Nothing illustrated this more than NYC AIDS Walk. As I have been gathering materials for some initiatives on December 1st, I came across the amount raised. It should be noted that my team ranked 9th and I ranked 14th out of 40,000 walkers, but mainly because of Deutsch. Nearly half of the $36,000 raised came from this agency. Dozens of people quietly gave money out of their own pockets. Beyond the money, the agency quietly but confidently supported my efforts on all fronts, creating the logo, designing all the fundraising signage, shirts and collateral on top of their heavy workloads, with my having to ask. Leading up to the night of my IMPACT Red fundraiser, the studio handled the work like a new business pitch, printing boarded signs, menus, raffle banners, and never once asking how many, how much or how long. They only asked, “How else can we help?” The proofreaders pitched in without being asked to correct or reprint. The team made sure every last detail was perfect.
The night of my fundraiser, close to 20 Deutsch employees attended. Some I knew and some I didn’t. They bought raffle tickets, socializing with people they didn’t know, and proudly saying they worked at Deutsch.
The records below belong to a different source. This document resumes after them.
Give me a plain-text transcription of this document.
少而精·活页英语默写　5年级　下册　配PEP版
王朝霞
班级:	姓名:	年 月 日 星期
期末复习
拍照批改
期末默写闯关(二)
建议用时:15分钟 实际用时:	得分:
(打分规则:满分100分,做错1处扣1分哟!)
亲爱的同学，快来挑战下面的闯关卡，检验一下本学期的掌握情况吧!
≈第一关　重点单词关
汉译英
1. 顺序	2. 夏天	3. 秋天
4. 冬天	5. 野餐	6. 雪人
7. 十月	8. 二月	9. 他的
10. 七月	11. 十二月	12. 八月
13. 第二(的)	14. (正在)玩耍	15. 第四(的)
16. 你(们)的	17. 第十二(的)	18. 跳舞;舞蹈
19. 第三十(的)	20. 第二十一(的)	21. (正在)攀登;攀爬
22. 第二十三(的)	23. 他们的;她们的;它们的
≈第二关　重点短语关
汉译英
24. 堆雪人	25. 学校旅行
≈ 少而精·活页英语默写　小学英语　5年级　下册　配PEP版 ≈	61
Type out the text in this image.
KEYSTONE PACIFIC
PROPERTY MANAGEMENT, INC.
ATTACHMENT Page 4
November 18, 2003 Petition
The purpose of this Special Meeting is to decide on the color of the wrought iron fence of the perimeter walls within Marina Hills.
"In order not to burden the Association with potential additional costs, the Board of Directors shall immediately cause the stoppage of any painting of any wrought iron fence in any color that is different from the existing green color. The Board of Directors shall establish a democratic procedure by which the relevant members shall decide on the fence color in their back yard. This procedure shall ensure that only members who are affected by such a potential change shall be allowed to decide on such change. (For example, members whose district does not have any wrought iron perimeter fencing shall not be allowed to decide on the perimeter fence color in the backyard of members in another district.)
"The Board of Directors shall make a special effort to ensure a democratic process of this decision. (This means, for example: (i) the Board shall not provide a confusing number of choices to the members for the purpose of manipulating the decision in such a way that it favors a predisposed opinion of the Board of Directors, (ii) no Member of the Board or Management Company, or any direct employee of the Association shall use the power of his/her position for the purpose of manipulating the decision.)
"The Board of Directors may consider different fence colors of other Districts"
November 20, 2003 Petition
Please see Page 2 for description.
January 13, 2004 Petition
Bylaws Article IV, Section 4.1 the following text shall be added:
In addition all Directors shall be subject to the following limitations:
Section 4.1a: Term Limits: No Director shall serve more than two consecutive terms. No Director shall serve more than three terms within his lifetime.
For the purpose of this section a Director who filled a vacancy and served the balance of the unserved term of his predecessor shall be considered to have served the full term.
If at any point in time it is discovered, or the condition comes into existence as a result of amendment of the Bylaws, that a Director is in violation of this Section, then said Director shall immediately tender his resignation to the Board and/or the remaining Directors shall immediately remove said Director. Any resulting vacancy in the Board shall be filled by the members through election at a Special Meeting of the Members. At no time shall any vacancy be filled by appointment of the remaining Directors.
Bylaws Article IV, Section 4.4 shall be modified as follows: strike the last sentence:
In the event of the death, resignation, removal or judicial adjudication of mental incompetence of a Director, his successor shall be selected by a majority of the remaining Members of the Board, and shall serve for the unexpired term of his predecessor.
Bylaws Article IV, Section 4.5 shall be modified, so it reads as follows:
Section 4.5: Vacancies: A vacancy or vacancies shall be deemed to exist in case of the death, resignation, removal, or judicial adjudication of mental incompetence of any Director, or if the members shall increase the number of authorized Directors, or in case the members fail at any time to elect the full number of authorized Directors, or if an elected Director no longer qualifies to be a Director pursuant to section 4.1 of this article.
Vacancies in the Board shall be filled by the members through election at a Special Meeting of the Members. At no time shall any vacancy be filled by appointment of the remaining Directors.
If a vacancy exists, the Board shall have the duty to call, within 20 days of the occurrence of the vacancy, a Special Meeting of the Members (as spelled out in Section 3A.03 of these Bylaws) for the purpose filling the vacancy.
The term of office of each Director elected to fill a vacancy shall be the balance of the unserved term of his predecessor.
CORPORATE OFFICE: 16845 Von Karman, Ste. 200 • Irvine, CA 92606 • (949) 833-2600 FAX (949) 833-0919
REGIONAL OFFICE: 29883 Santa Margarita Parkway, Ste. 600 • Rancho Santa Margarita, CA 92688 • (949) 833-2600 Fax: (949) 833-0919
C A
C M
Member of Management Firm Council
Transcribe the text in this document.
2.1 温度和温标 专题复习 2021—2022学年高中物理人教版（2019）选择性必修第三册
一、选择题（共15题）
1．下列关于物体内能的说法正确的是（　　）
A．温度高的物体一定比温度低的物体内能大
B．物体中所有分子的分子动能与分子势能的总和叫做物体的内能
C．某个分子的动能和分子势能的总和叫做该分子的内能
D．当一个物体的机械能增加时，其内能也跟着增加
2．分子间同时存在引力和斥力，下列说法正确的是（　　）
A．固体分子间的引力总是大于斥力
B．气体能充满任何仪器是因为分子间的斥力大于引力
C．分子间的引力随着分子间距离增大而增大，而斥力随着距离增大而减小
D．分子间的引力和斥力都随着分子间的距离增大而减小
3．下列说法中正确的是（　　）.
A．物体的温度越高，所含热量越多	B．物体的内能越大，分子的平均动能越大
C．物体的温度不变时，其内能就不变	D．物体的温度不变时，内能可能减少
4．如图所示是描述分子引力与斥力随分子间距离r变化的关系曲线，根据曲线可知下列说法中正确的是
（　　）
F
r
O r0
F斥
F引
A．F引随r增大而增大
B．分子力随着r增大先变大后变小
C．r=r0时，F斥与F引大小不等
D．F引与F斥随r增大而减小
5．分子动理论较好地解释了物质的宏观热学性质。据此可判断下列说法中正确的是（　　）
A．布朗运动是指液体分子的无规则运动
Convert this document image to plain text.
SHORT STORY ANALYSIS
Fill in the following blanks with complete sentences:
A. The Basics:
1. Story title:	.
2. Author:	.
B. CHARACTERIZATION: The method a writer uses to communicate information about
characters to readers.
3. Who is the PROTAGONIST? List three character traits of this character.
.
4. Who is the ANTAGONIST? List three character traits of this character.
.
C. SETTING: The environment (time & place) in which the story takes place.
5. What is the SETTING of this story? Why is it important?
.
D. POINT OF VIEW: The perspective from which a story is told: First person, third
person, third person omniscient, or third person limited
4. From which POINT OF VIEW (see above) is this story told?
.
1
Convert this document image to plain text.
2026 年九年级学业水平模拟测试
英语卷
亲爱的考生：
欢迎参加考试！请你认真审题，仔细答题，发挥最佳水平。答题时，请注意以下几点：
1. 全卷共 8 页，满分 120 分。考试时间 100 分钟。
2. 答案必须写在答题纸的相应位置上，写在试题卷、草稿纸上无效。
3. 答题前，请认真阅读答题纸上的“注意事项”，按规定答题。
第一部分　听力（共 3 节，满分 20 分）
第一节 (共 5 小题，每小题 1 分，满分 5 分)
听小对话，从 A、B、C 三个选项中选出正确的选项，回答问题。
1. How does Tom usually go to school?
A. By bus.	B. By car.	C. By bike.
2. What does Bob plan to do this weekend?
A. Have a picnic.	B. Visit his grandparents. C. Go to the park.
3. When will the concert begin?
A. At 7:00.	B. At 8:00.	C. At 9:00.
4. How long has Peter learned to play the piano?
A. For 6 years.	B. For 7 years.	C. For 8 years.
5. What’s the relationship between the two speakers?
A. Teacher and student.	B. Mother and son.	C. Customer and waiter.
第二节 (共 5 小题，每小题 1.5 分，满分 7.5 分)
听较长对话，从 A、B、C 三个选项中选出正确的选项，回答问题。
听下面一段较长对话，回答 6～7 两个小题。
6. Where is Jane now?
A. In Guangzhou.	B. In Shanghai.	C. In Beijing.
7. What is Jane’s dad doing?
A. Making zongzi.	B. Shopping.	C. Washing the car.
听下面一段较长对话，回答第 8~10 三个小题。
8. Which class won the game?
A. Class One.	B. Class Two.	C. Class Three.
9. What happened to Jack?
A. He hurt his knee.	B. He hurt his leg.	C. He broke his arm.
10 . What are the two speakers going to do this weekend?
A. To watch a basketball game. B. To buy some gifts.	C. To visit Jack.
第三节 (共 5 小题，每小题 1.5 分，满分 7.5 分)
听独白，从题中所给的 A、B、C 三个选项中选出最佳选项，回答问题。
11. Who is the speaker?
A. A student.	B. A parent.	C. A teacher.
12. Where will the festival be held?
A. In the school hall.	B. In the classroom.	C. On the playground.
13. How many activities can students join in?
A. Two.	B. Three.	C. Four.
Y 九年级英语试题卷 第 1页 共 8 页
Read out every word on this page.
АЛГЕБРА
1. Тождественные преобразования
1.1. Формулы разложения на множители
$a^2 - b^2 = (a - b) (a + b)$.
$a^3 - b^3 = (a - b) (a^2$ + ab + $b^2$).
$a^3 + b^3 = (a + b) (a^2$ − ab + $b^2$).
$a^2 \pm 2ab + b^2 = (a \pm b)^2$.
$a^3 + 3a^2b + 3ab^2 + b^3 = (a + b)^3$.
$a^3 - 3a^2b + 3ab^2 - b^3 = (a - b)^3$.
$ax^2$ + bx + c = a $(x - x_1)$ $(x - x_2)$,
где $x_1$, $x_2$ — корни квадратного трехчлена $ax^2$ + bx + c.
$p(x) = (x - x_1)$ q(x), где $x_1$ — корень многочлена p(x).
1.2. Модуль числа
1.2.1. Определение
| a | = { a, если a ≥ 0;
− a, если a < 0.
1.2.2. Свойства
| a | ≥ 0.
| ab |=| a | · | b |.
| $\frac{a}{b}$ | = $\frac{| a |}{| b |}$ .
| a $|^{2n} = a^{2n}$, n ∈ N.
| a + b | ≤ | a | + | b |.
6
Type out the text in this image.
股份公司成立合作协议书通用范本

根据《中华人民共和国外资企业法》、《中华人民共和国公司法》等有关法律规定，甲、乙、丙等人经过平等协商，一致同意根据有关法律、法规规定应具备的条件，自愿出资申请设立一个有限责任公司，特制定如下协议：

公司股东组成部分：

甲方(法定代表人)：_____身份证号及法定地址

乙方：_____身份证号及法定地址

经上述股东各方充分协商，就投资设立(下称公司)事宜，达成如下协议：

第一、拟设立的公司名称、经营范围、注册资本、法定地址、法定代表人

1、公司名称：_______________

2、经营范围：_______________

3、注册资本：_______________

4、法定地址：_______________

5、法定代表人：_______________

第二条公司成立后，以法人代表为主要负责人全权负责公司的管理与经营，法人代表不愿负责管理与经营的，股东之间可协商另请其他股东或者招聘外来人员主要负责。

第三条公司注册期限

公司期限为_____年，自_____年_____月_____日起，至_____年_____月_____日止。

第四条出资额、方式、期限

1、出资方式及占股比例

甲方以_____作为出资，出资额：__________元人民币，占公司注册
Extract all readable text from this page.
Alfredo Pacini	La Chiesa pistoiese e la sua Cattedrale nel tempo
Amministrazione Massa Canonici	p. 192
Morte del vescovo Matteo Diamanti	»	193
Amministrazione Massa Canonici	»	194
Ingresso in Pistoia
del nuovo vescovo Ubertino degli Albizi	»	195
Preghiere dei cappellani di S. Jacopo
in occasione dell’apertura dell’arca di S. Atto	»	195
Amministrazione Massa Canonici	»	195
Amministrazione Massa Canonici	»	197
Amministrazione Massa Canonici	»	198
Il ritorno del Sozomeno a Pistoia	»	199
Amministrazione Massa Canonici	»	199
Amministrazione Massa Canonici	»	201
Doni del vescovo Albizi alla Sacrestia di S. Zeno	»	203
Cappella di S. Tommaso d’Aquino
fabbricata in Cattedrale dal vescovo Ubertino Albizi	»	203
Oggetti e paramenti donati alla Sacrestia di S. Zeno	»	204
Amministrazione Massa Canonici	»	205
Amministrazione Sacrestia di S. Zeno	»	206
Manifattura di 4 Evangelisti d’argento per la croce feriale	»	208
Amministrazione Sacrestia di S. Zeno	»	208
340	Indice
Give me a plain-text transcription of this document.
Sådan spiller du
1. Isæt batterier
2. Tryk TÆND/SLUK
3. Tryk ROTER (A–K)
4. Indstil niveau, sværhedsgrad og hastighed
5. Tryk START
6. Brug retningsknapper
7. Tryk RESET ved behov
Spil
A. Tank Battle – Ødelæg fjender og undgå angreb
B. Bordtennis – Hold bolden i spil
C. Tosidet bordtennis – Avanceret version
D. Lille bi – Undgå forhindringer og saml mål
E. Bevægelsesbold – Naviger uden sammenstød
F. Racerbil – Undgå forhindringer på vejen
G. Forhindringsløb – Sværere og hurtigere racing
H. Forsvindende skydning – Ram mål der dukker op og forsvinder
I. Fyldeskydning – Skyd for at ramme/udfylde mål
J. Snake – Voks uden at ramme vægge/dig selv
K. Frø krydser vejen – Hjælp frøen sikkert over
Bill Gray, former Ogilvy CEO whose daughter was in attendance, pulled me aside and said, “The support you have from Deutsch is astonishing. It’s like you really are a family.” Donny Deutsch’s reply would simply be: “I’m so fuckin’ proud.” That was the Deutsch he knows, the one he built.
This type of company doesn’t happen overnight. It is created by leadership. Donny, a staunch advocate for the LGBT community, CEO Linda Sawyer, and President Val DiFebo are walking examples of what every major company’s leadership should be: instilling tolerance, encouraging more than acceptance, and settling for nothing less than a place where anyone will feel supported.